Desde entonces, el grupo ha conseguido consolidar, con calma pero con paso firme, su posición de liderazgo en el mercado energético español, donde sigue siendo la primera compañía del sector por capacidad comercial, ventas, clientes y tamaño de la red. El grupo ha sabido capear con aplomo momentos de extrema volatilidad del mercado eléctrico que, por el contrario, han hecho mella en las cuentas de otros rivales.

Bajo la batuta de Prado, al que le gusta la palabra pacto más que el ordeno y mando, y que ha sabido mantener excelentes relaciones con todos los Gobiernos, sean del signo que sean, Endesa ha configurado un modelo de crecimiento sostenido y alta rentabilidad. La apuesta serena pero decidida por las renovables, la contención y excelencia en la gestión de costes, los procesos de digitalización progresivos y la descarbonización gradual han marcado las pautas del grupo, siempre con la alta rentabilidad y el dividendo creciente como pilares.

Así se refleja en el plan estratégico de Endesa de los últimos años. La última actualización de esa hoja de ruta se produjo el pasado mes de noviembre y ya se ha superado con creces de forma positiva. Endesa alcanzó el pasado año un beneficio neto de 1.463 millones de euros, lo que supone un 4% más que en 2016, según los datos presentados en febrero. El resultado operativo bruto (ebitda) alcanzó los 3.542 millones, lo que representa un 3% más. El grupo batía así sus propios objetivos. Endesa tenía previsto alcanzar un ebitda de 3.400 millones en el conjunto de 2017, con un beneficio de 1.400 millones. El grupo supera sus propias metas incluso en un entorno adverso, con un vaivén extremo de precios en el mercado eléctrico por fenómenos como la sequía, que hundió la producción de las plantas hidráulicas y provocó estragos en otras empresas energéticas en España.

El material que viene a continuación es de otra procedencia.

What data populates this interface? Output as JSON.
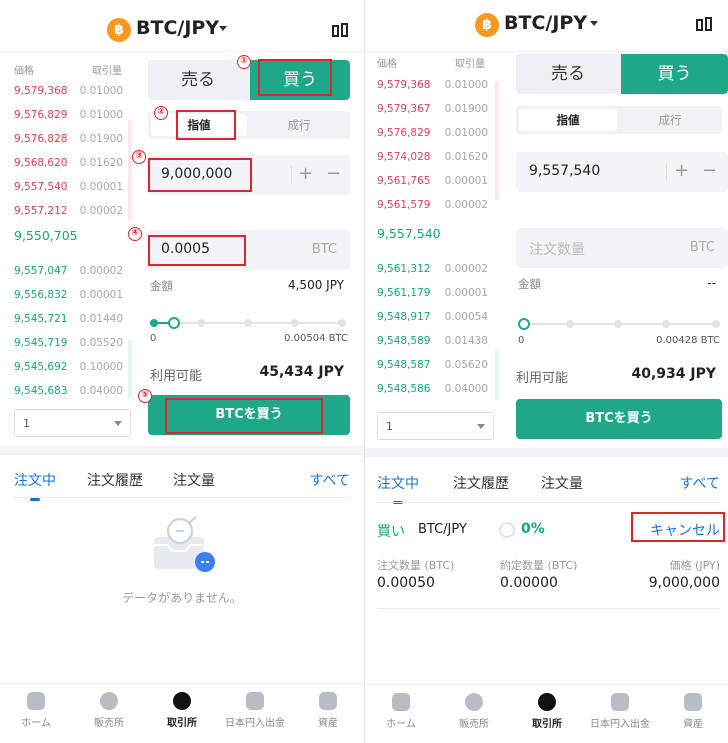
{
  "left": {
    "header": {
      "pair": "BTC/JPY",
      "coin_glyph": "฿"
    },
    "orderbook": {
      "price_header": "価格",
      "qty_header": "取引量",
      "asks": [
        {
          "price": "9,579,368",
          "qty": "0.01000"
        },
        {
          "price": "9,576,829",
          "qty": "0.01000"
        },
        {
          "price": "9,576,828",
          "qty": "0.01900"
        },
        {
          "price": "9,568,620",
          "qty": "0.01620"
        },
        {
          "price": "9,557,540",
          "qty": "0.00001"
        },
        {
          "price": "9,557,212",
          "qty": "0.00002"
        }
      ],
      "mid": "9,550,705",
      "bids": [
        {
          "price": "9,557,047",
          "qty": "0.00002"
        },
        {
          "price": "9,556,832",
          "qty": "0.00001"
        },
        {
          "price": "9,545,721",
          "qty": "0.01440"
        },
        {
          "price": "9,545,719",
          "qty": "0.05520"
        },
        {
          "price": "9,545,692",
          "qty": "0.10000"
        },
        {
          "price": "9,545,683",
          "qty": "0.04000"
        }
      ],
      "group_value": "1"
    },
    "form": {
      "sell_label": "売る",
      "buy_label": "買う",
      "limit_label": "指値",
      "market_label": "成行",
      "price_value": "9,000,000",
      "qty_value": "0.0005",
      "qty_unit": "BTC",
      "amount_label": "金額",
      "amount_value": "4,500 JPY",
      "slider_min": "0",
      "slider_max": "0.00504 BTC",
      "slider_fraction": 0.12,
      "avail_label": "利用可能",
      "avail_value": "45,434 JPY",
      "submit_label": "BTCを買う"
    },
    "tabs": {
      "open": "注文中",
      "history": "注文履歴",
      "volume": "注文量",
      "all": "すべて"
    },
    "empty_text": "データがありません。",
    "callouts": {
      "n1": "①",
      "n2": "②",
      "n3": "③",
      "n4": "④",
      "n5": "⑤"
    }
  },
  "right": {
    "header": {
      "pair": "BTC/JPY",
      "coin_glyph": "฿"
    },
    "orderbook": {
      "price_header": "価格",
      "qty_header": "取引量",
      "asks": [
        {
          "price": "9,579,368",
          "qty": "0.01000"
        },
        {
          "price": "9,579,367",
          "qty": "0.01900"
        },
        {
          "price": "9,576,829",
          "qty": "0.01000"
        },
        {
          "price": "9,574,028",
          "qty": "0.01620"
        },
        {
          "price": "9,561,765",
          "qty": "0.00001"
        },
        {
          "price": "9,561,579",
          "qty": "0.00002"
        }
      ],
      "mid": "9,557,540",
      "bids": [
        {
          "price": "9,561,312",
          "qty": "0.00002"
        },
        {
          "price": "9,561,179",
          "qty": "0.00001"
        },
        {
          "price": "9,548,917",
          "qty": "0.00054"
        },
        {
          "price": "9,548,589",
          "qty": "0.01438"
        },
        {
          "price": "9,548,587",
          "qty": "0.05620"
        },
        {
          "price": "9,548,586",
          "qty": "0.04000"
        }
      ],
      "group_value": "1"
    },
    "form": {
      "sell_label": "売る",
      "buy_label": "買う",
      "limit_label": "指値",
      "market_label": "成行",
      "price_value": "9,557,540",
      "qty_placeholder": "注文数量",
      "qty_unit": "BTC",
      "amount_label": "金額",
      "amount_value": "--",
      "slider_min": "0",
      "slider_max": "0.00428 BTC",
      "slider_fraction": 0,
      "avail_label": "利用可能",
      "avail_value": "40,934 JPY",
      "submit_label": "BTCを買う"
    },
    "tabs": {
      "open": "注文中",
      "history": "注文履歴",
      "volume": "注文量",
      "all": "すべて"
    },
    "open_order": {
      "side": "買い",
      "pair": "BTC/JPY",
      "progress": "0%",
      "cancel": "キャンセル",
      "qty_header": "注文数量 (BTC)",
      "filled_header": "約定数量 (BTC)",
      "price_header": "価格 (JPY)",
      "qty": "0.00050",
      "filled": "0.00000",
      "price": "9,000,000"
    }
  },
  "nav": [
    {
      "label": "ホーム",
      "icon": "home-icon"
    },
    {
      "label": "販売所",
      "icon": "exchange-icon"
    },
    {
      "label": "取引所",
      "icon": "trade-icon"
    },
    {
      "label": "日本円入出金",
      "icon": "deposit-icon"
    },
    {
      "label": "資産",
      "icon": "wallet-icon"
    }
  ],
  "colors": {
    "accent": "#1ea889",
    "ask": "#e14152",
    "bid": "#16a57d",
    "link": "#1573d6",
    "annotation": "#e0242f",
    "coin": "#f39a1f"
  }
}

El impulso en el beneficio neto del pasado año se tradujo en una mejora del dividendo, uno de los grandes retos de Prado. El dividendo total con cargo al ejercicio de 2017 se situó en 1,382 euros por acción, un 4% más que en el ejercicio precedente y casi un 5% superior al mínimo comprometido con el mercado.

Desde hace dos años, Endesa mantiene una de las políticas de dividendo más amplias del Ibex, con un pay out (parte del beneficio que se destina a retribuir al accionista) del 100%. Esta exigente retribución a los accionistas, de la que además de Enel también se benefician miles de minoritarios, se ha conseguido sin deteriorar las ratios financieras clave de la empresa. En 2017, la deuda financiera neta del grupo aumentó en solo 47 millones de euros con respecto a 31 de diciembre de 2016, a pesar del pago a los accionistas.

Además de demostrar solidez en resultados, Endesa se ha alzado como punta de lanza para la búsqueda del consenso energético en el cambiante mapa regulatorio y empresarial del sector. Ante retos como el cierre o no de las nucleares, o de las plantas eléctricas que funcionan con carbón, y lejos de posturas vehementes, Endesa ha defendido insistentemente en los últimos años la búsqueda y con el máximo acuerdo posible entre todas las partes. Por ejemplo, ha defendido la extensión de las nucleares el tiempo suficiente para que sirvan de soporte para la gradual descarbonización energética. Prado nunca ha dudado en pedir públicamente paciencia y amplitud de miras en ese tipo de polémicas, con uno u otro Gobierno.